E adesso si rischia una super Imu

Si profila un ottobre nero per i milanesi, ma non solo. Alla stangata dell'aumento di un punto percentuale dell'Iva che scatterà domani, rischia di aggiungersi sulle spalle già piegate dei cittadini anche la super Imu. Siamo ancora nell'ambito delle probabilità, ma nemmeno troppo remote visto che sono appese al sottile filo della crisi politica.
Entro metà ottobre, infatti, deve essere convertito il decreto che stabilisce il rimborso alle casse delle amministrazioni della prima rata dell'Imu. Se la crisi dovesse sfociare in un cambio di maggioranza o nello scioglimento della camere, infatti, diventerebbe sempre più concreta l'eventualità di un mancato rimborso della prima rata, con conseguente aumento delle imposte locali per poter far quadrare i disastrati conti di Palazzo Marino. In pratica verrebbe a mancare il presupposto per l'abbattimento della seconda rata e la copertura finanziaria per compensare lo sgravio di giugno.
Ecco quindi il rischio per i milanesi, già vessati dai recenti aumenti dell'addizionale Irpef, dell'imposta sui rifiuti (Tares) e delle tariffe Atm, di dover pagare una seconda rata da record sulla prima casa. Con l'ultima aliquota fissata dalla giunta a 0.575%, lo 0.175% in più rispetto allo scorso anno, si parla di un «tesoretto» di 95 milioni di euro, che vanno ad aggiungersi ai 139 milioni della prima rata che sarebbero dovuti rientrare nelle casse del Comune. «Se, caduto il governo, salta l'esenzione Imu per la prima casa i milanesi per colpa degli aumenti virtuali votati dalla giunta Pisapia dovranno pagare 223 milioni di euro, 95 in più dello scorso anno. Piove sul bagnato» commenta amaro il consigliere Forza Italia Fabrizio de Pasquale.

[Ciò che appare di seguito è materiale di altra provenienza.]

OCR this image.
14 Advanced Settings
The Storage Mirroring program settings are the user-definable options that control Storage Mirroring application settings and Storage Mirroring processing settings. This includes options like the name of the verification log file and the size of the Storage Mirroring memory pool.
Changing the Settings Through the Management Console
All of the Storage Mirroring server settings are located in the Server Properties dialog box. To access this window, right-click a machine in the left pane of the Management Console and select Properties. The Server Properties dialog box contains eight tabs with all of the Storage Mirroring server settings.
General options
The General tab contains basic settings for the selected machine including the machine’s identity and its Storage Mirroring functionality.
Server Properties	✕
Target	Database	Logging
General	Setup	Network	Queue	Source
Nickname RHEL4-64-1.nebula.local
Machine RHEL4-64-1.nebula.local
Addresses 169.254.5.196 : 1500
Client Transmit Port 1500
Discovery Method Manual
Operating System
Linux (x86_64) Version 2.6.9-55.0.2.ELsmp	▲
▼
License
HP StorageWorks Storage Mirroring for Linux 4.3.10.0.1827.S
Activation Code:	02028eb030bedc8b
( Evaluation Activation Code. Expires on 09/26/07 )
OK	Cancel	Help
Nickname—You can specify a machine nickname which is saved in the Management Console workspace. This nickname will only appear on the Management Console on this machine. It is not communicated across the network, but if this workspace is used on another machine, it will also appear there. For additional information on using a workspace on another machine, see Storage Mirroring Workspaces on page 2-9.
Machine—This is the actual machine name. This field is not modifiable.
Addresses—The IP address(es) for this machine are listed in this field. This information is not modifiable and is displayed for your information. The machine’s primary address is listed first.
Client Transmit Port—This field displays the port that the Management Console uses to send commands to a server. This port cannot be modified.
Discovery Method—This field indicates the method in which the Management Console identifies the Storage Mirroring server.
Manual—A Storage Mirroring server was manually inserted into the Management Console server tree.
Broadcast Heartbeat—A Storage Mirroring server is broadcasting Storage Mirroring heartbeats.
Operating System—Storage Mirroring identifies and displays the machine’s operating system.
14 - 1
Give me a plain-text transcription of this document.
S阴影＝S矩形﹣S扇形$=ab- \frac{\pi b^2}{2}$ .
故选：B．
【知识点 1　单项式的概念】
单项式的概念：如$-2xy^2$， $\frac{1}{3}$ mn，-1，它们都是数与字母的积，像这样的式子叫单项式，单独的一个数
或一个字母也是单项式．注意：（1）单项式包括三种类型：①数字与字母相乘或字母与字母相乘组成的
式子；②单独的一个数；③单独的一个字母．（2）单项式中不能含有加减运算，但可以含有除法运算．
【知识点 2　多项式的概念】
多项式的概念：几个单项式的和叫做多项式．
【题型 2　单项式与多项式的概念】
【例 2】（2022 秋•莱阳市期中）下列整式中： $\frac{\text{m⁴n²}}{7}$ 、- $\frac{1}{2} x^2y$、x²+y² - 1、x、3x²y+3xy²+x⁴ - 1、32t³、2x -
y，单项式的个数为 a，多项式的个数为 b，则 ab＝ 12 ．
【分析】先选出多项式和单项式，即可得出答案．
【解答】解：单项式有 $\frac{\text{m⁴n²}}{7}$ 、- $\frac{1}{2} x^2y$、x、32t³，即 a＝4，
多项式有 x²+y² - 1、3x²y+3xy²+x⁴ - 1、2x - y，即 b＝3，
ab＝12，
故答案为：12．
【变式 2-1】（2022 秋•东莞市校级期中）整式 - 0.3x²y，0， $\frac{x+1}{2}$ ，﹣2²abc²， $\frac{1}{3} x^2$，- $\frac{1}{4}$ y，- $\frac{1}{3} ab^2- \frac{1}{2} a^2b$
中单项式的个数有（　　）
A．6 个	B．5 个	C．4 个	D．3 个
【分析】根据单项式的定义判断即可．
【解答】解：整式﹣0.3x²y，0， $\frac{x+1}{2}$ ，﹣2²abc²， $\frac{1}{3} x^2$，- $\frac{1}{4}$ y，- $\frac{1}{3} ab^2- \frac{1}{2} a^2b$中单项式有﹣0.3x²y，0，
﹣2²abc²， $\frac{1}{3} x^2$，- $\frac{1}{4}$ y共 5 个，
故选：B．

Lo sa bene il sindaco che mette le mani avanti e prova ad alzare la voce: «Il governo rispetti gli impegni presi con l'Anci (l'associazione dei comuni italiani), con Milano e Torino. Promessa che il governo aveva preso quando era sostenuto da un'ampia maggioranza: le istituzioni devono mantenere gli impegni presi, ovvero restituire alle amministrazioni locali i proventi della prima rata dell'Imu».
Stesso discorso per Expo: «Nessun rischio, su Expo è stato preso un impegno collettivo». «la cosa peggiore per i Comuni e per i cittadini - chiosa Pisapia - è che la legge di Stabilità venga scritta dall'Europa e non dal governo e dal Parlamento» Un «tesoretto» appunto che nel 2012 ammontava a ben 139 milioni di euro che, se non rimborsati da Roma, le amministrazioni sarebbero costrette a compensare con aumenti di imposte. Così il Pd, il primo partito della maggioranza arancione, è già in pressing per ritoccare ulteriormente la seconda rata dell'imposta sulla prima casa: dallo 0.575% appena deliberato allo0.6%. Ne non si tratta di intenzioni: oggi a mezzogiorno si riunirà la maggioranza - l'appuntamento era fissato da tempo, per discutere di bilancio e in particolare dell'Imu.